The World Health Organization on Friday announced the first six African countries that will get the technology needed to produce mRNA vaccines used to fight diseases like COVID-19.
WHO Director-General Tedros Adhanom Ghebreyesus said that Egypt, Kenya, Nigeria, Senegal, South Africa, and Tunisia all applied and have been selected as recipients of the technology.
He announced the selected countries at the European Union - African Union summit in Brussels at a ceremony hosted by the European Council, France, South Africa, and the WHO.
"No other event like the COVID-19 pandemic has shown that reliance on a few companies to supply global public goods is limiting and dangerous," said Tedros.
"In the mid-to-long term, the best way to address health emergencies and reach universal health coverage is to significantly increase the capacity of all regions to manufacture the health products they need, with equitable access as their primary endpoint," he added.
French President Emmanuel Macron, South African President Cyril Ramaphosa, and European Council President Charles Michel were present at the event.
"This is an initiative that will allow us to make our own vaccines, and that, to us, is very important," said Ramaphosa.
"It means mutual respect, mutual recognition of what we can all bring to the party, investment in our economies, infrastructure investment, and, in many ways, giving back to the continent," he added.
The global mRNA technology transfer hub was established in 2021 to support manufacturers in low- and middle-income countries to produce their vaccines.
The hub ensures that they have all the necessary operating procedures and know-how to manufacture mRNA vaccines at scale and according to international standards.

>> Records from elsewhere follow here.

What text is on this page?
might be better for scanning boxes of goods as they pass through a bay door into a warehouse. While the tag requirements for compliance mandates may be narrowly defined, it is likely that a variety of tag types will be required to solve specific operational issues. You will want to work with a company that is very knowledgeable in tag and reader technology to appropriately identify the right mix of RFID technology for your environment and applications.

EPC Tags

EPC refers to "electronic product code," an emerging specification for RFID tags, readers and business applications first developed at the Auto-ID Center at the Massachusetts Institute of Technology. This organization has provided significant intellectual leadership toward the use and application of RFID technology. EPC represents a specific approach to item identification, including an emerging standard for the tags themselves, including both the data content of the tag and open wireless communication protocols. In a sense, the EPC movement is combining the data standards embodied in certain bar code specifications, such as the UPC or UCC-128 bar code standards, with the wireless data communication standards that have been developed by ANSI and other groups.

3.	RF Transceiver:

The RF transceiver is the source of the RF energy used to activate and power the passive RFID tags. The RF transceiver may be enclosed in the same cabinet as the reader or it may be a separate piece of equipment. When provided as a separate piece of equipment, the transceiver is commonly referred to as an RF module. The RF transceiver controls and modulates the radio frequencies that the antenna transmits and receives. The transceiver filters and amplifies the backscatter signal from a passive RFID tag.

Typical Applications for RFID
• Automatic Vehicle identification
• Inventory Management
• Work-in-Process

Macron said: "Improved public health benefits, supporting African health sovereignty and economic development are the principal goals of strengthening local production in Africa.
"In an interconnected world, we need stronger and new partnerships between countries, development partners, and other stakeholders to empower regions and countries to fend for themselves, during crises, and in peacetime."
Depending on the infrastructure, workforce and clinical research, and regulatory capacity, WHO said it will work with its partners for the beneficiary countries to develop a roadmap.
To ensure that all countries build the necessary capacity to produce their own vaccines and other health technologies, WHO has worked to establish a biomanufacturing workforce training hub.
It will train people from all interested countries in scientific and clinical research and production capacity. The training hub will be announced in the coming weeks.
European Commission President Ursula von der Leyen said: "We have been talking a lot about producing mRNA vaccines in Africa.
“But this goes even beyond. This is mRNA technology designed in Africa, led by Africa and owned by Africa, with the support of Team Europe."
Almost two years after Africa identified its first case of COVID-19, the WHO said that if current trends continue, the continent could control the pandemic in 2022.
“Although Africa still lags behind on vaccination, with only 11% of the adult population fully vaccinated, we now have a steady supply of doses flowing in,” Matshidiso Moeti, WHO's Africa director, told reporters earlier this month.
“While vaccination is critical, we must not forget testing and surveillance which we know are basic tools for returning our lives to some semblance of normalcy,” he added.
Moeti said that testing is key to controlling the spread of COVID-19, and since the start of the pandemic 95 million tests have been conducted across Africa.
Testing has gradually improved, with 21 out of 47 countries now testing within the WHO recommended benchmark of 10 tests performed for every 10 000 people a week, up from 15 countries a year earlier.